Predicted structure of the unique PaAdV1-ORF10. (A) prediction of transmembrane helices (TMHs) in unique PaAdV1-ORF10 gene using EMBOSS 6.5.7 tool in Geneious (version 10.2.2) (A), TMHMM (B), and TMpred (C). All the programs consistently predicted two TMHs. (A) TMHs detected by EMBOSS also showed the presence of alpha-helices within TMHs predicted region that has been dominated by highly hydrophobic residue (red colour). (B,C) The x-axis represents the position of residue, whereas y-axis represents the posterior probability (B), and scores (above 500 are considered significant) (C) for the predicted TMHs. (C) Solid and dashed black lines indicate protein orientation as inside to outside, and outside to inside, respectively.

Figure 3

Predicted structure of the unique PaAdV1-ORF18. (A) prediction of transmembrane helices (TMHs) in unique PaAdV1-ORF18 gene, using EMBOSS 6.5.7 tool in Geneious (version 10.2.2) (A), TMHMM (B), and TMpred (C). All the programs consistently predicted two TMHs. (A) TMHs detected by EMBOSS also showed the presence of alpha-helices within TMHs predicted region that has been dominated by highly hydrophobic residue (red colour). (B,C) The x-axis represents the position of residue, whereas the y-axis represents the posterior probability (B) and scores (above 500 were considered significant) (C) for the predicted TMHs. (C) Solid and dashed black lines indicate protein orientation as inside to outside, and outside to inside, respectively.

Figure 4

Phylogenetic tree shows the possible evolutionary relationship of novel passerine adenovirus 1 with other selected AdVs.
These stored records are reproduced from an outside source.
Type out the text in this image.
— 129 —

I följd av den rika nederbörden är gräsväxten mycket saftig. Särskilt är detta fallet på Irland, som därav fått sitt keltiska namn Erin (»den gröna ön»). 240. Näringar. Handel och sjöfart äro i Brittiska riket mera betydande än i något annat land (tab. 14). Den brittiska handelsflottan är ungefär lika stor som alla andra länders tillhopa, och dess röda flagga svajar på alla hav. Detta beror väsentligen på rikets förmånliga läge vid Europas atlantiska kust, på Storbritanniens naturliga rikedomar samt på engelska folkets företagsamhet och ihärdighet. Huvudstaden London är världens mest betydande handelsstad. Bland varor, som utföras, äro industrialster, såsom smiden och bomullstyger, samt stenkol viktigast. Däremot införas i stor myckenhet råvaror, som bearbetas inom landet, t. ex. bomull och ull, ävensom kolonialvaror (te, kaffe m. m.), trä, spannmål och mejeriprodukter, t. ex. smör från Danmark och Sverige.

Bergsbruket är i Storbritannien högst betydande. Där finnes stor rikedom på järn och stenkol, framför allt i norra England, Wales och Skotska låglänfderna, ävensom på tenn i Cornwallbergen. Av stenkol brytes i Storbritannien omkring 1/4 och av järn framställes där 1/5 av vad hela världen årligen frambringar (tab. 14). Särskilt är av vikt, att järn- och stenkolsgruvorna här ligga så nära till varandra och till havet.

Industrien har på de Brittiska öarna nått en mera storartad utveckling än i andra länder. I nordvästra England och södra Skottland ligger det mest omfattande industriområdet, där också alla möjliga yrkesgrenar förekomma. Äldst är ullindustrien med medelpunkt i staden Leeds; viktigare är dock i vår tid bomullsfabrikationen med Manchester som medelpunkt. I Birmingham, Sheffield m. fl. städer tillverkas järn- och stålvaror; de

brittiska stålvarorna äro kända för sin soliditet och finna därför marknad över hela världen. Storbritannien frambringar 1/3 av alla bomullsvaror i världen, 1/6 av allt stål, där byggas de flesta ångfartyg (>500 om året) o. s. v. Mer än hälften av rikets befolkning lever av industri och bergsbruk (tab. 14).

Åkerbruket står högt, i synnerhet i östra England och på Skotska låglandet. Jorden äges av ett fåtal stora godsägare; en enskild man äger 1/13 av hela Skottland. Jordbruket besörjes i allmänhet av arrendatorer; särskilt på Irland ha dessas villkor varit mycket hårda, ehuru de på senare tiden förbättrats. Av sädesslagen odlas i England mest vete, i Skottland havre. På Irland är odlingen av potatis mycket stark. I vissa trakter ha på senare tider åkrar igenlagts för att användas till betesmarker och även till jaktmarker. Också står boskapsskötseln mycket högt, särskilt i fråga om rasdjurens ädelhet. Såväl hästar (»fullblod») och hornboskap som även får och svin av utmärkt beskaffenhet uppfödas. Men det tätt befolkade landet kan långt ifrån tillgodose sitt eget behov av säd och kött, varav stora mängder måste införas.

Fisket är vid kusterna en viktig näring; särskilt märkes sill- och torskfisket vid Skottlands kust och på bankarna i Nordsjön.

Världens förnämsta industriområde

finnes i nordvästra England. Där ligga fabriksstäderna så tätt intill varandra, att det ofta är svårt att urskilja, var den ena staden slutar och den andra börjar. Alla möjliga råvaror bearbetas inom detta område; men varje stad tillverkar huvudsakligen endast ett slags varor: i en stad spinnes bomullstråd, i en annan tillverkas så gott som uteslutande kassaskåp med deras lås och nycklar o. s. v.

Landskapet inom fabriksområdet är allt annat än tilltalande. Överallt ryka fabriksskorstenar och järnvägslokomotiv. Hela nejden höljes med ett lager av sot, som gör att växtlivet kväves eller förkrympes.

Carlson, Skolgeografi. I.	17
Maximum likelihood (ML) tree was constructed by using concatenated amino acid sequences of the complete DNA-dependent DNA polymerase, pTP, penton, and hexon genes. Concatenated protein sequences were aligned with MAFTT (version 7.450) [41] in Geneious (version 10.2.2, Biomatters, Ltd., Auckland, New Zealand), under the BLOSUM62 scoring matrix and gap open penalty = 1.53. The gap >20 residues deleted from the alignments. The unrooted ML tree was constructed with PhyML [42] under the LG substitution model, and 1000 bootstrap re-samplings were chosen to generate ML trees, using tools available in Geneious (version 10.2.2, Biomatters, Ltd., Auckland, New Zealand). The numbers on the left show bootstrap values as percentages, and the labels at branch tips refer to original AdVs species name, followed by GenBank accession number in parentheses. The final tree is visualised with FigTree (version 1.4.4) [43]. The five official genera are highlighted as different background colours, and novel passerine adenovirus 1 is shown in pink colour.